4. The method as claimed in claim 1, wherein the process between the melt of the substrate and the mold and the deposition of the first epitaxial layer is reversible, and therefore when the first epitaxial layer has defects, the first epitaxial layer is reformed on the substrate by simultaneously melting the substrate and the mold.

5. The method as claimed in claim 1, wherein when the solvent is liquefied to allow the solute dissolving therein, the substrate and the mold are shaken by a shaking device.

6. The method as claimed in claim 1, wherein the first epitaxial layer formed on the substrate comprises silicon carbide or aluminum nitride.

7. The method as claimed in claim 6, wherein a diamond layer is formed on the first epitaxial layer.

8. The method as claimed in claim 1, wherein the substrate comprises silicon, sapphire or aluminum oxide.

9. The method as claimed in claim 1, wherein the mold is a graphite of carbon-containing material, a sintered aluminum nitride or boron nitride.

10. The method as claimed in claim 1, wherein the solvent and the solute comprise rare earth elements and transition metal elements.

11. The method as claimed in claim 10, wherein the solvent and the solute comprise lanthanum, cerium, iron, cobalt, nickel or the alloy thereof.

12. The method as claimed in claim 10, wherein the melting solution formed by liquefying the solvent to allow the solute dissolving therein comprises lanthanum, cerium, iron, cobalt, nickel or the alloy thereof.

13. The method as claimed in claim 1, wherein the solvent and the solute are formed on the substrate under vacuum or under inert gas atmosphere comprising nitrogen.

14. The method as claimed in claim 6, further comprising forming as metal nitride layer on the first epitaxial layer.

15. The method as claimed in claim 14, wherein the melting solution formed from the melted metal nitride layer comprises lanthanum, cerium, iron, cobalt, nickel or the alloy thereof.

16. The method as claimed in claim 15, wherein a second epitaxial layer is formed on the first epitaxial layer by the melting solution melting the first epitaxial layer and the mold.

17. The method as claimed in claim 16, wherein the second epitaxial layer is silicon carbide.

18. A epitaxial substrate, which is formed by providing a mold, a substrate disposed in the mold, a solvent and a solute; liquefying the solvent to allow the solute dissolving therein to form a melting solution between the substrate and the mold; and forming an epitaxial layer on the substrate by the melting solution melting the substrate and mold.
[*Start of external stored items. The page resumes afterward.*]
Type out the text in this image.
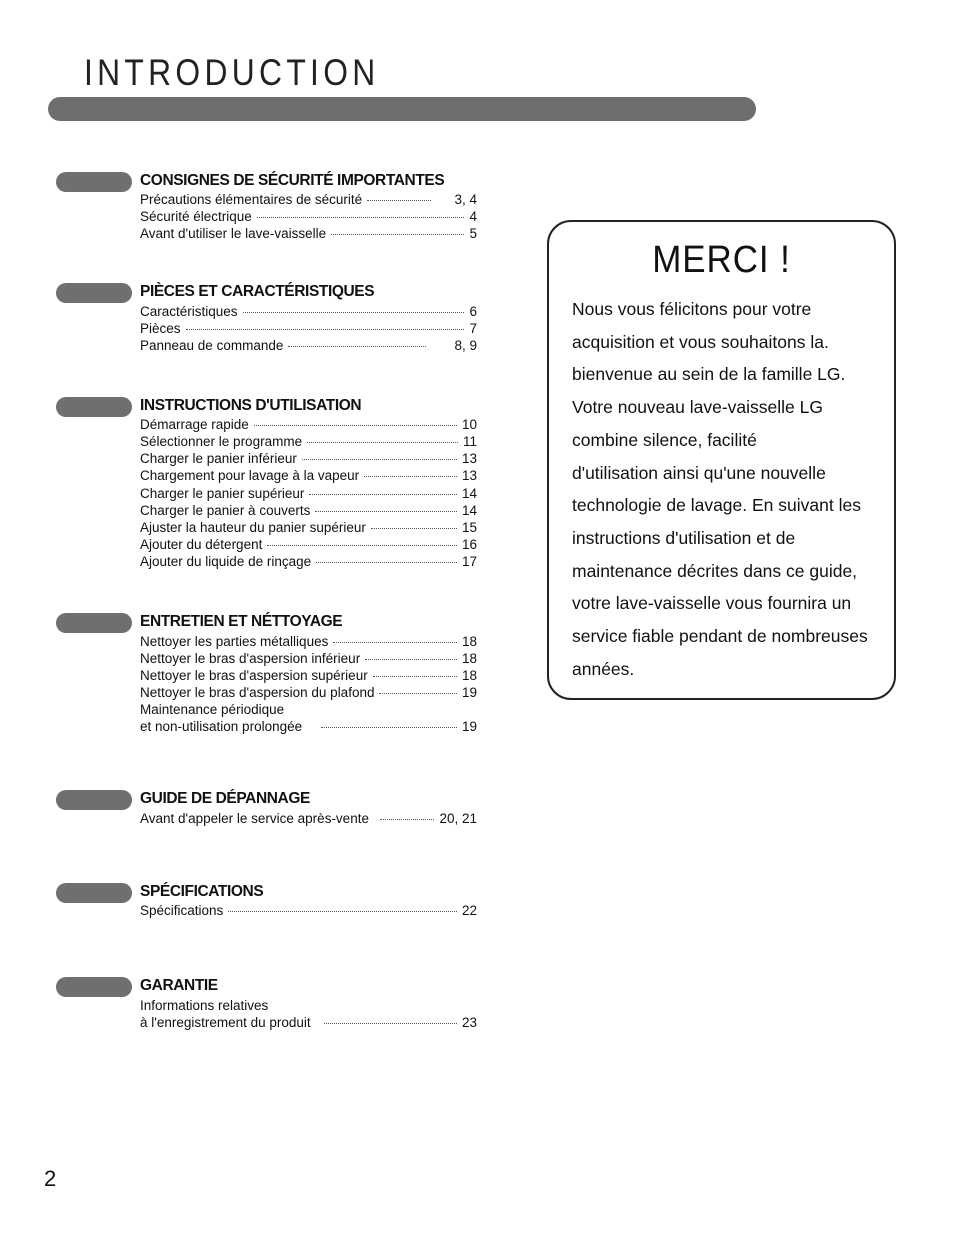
INTRODUCTION
CONSIGNES DE SÉCURITÉ IMPORTANTES
Précautions élémentaires de sécurité	3, 4
Sécurité électrique	4
Avant d'utiliser le lave-vaisselle	5
PIÈCES ET CARACTÉRISTIQUES
Caractéristiques	6
Pièces	7
Panneau de commande	8, 9
INSTRUCTIONS D'UTILISATION
Démarrage rapide	10
Sélectionner le programme	11
Charger le panier inférieur	13
Chargement pour lavage à la vapeur	13
Charger le panier supérieur	14
Charger le panier à couverts	14
Ajuster la hauteur du panier supérieur	15
Ajouter du détergent	16
Ajouter du liquide de rinçage	17
ENTRETIEN ET NÉTTOYAGE
Nettoyer les parties métalliques	18
Nettoyer le bras d'aspersion inférieur	18
Nettoyer le bras d'aspersion supérieur	18
Nettoyer le bras d'aspersion du plafond	19
Maintenance périodique
et non-utilisation prolongée	19
GUIDE DE DÉPANNAGE
Avant d'appeler le service après-vente	20, 21
SPÉCIFICATIONS
Spécifications	22
GARANTIE
Informations relatives
à l'enregistrement du produit	23
MERCI !
Nous vous félicitons pour votre
acquisition et vous souhaitons la.
bienvenue au sein de la famille LG.
Votre nouveau lave-vaisselle LG
combine silence, facilité
d'utilisation ainsi qu'une nouvelle
technologie de lavage. En suivant les
instructions d'utilisation et de
maintenance décrites dans ce guide,
votre lave-vaisselle vous fournira un
service fiable pendant de nombreuses
années.
2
19. The epitaxial substrate as claimed in claim 18, wherein the substrate is a semiconductor substrate or a ceramic substrate.

20. The epitaxial substrate as claimed in claim 19, wherein the substrate is silicon, sapphire or aluminum oxide.
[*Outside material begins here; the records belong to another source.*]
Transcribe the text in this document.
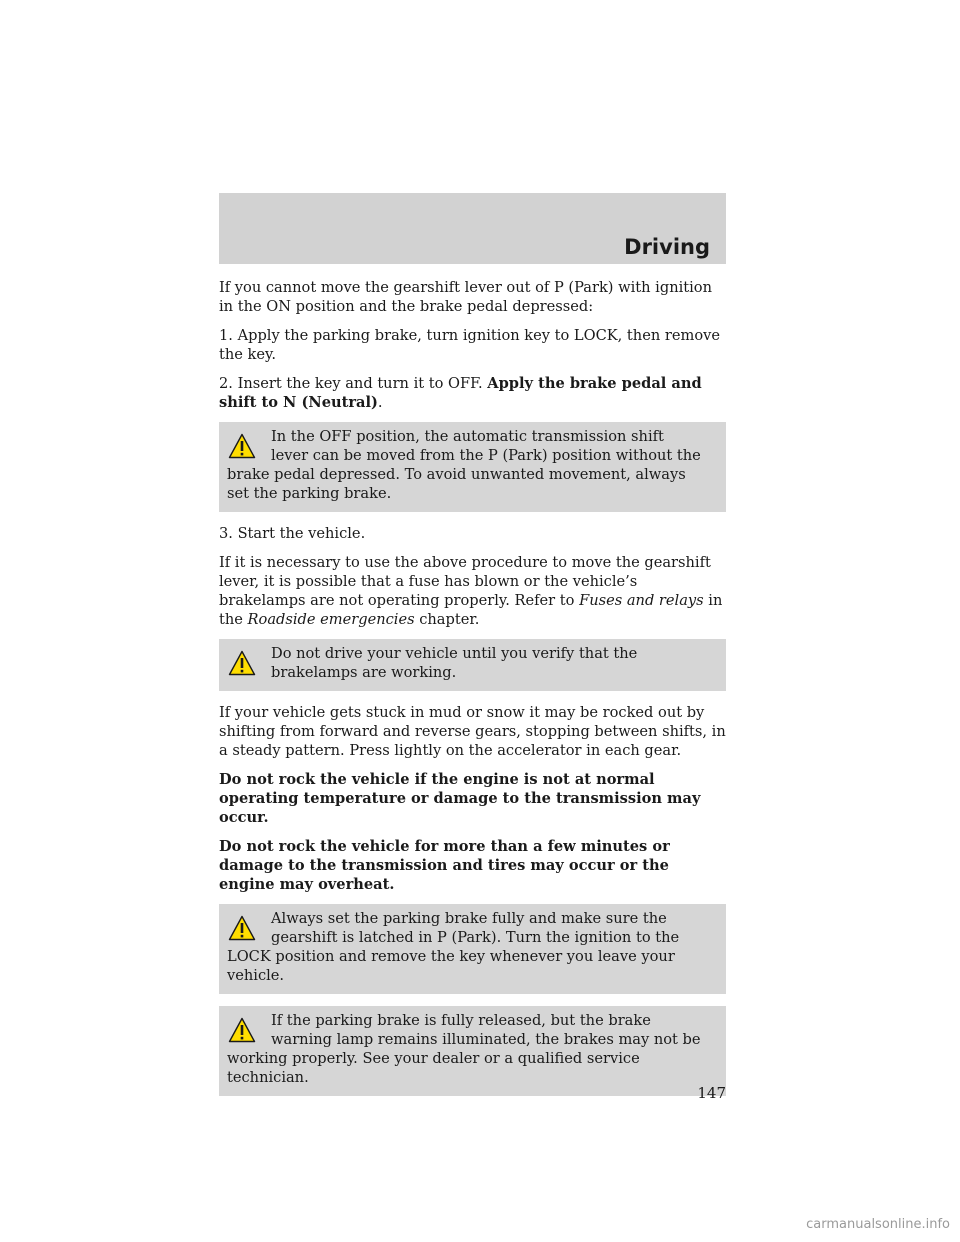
Driving

If you cannot move the gearshift lever out of P (Park) with ignition in the ON position and the brake pedal depressed:

1. Apply the parking brake, turn ignition key to LOCK, then remove the key.

2. Insert the key and turn it to OFF. Apply the brake pedal and shift to N (Neutral).

In the OFF position, the automatic transmission shift lever can be moved from the P (Park) position without the brake pedal depressed. To avoid unwanted movement, always set the parking brake.

3. Start the vehicle.

If it is necessary to use the above procedure to move the gearshift lever, it is possible that a fuse has blown or the vehicle’s brakelamps are not operating properly. Refer to Fuses and relays in the Roadside emergencies chapter.

Do not drive your vehicle until you verify that the brakelamps are working.

If your vehicle gets stuck in mud or snow it may be rocked out by shifting from forward and reverse gears, stopping between shifts, in a steady pattern. Press lightly on the accelerator in each gear.

Do not rock the vehicle if the engine is not at normal operating temperature or damage to the transmission may occur.

Do not rock the vehicle for more than a few minutes or damage to the transmission and tires may occur or the engine may overheat.

Always set the parking brake fully and make sure the gearshift is latched in P (Park). Turn the ignition to the LOCK position and remove the key whenever you leave your vehicle.
If the parking brake is fully released, but the brake warning lamp remains illuminated, the brakes may not be working properly. See your dealer or a qualified service technician.
147
carmanualsonline.info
21. The epitaxial substrate as claimed in claim 18, wherein the epitaxy of the epitaxial layer is aluminum nitride, boron nitride, silicon carbide, or diamond.

22. The epitaxial substrate as claimed in claim 18, wherein the epitaxy of the epitaxial layer comprises homo-epitaxy or hetero-epitaxy.

23. The epitaxial substrate as claimed in claim 18, wherein the solvent and the solute comprise rare earth elements and transition metal elements.

24. The epitaxial substrate as claimed in claim 23, wherein the solvent and the solute comprise lanthanum, cerium, iron, cobalt, nickel or the alloy thereof.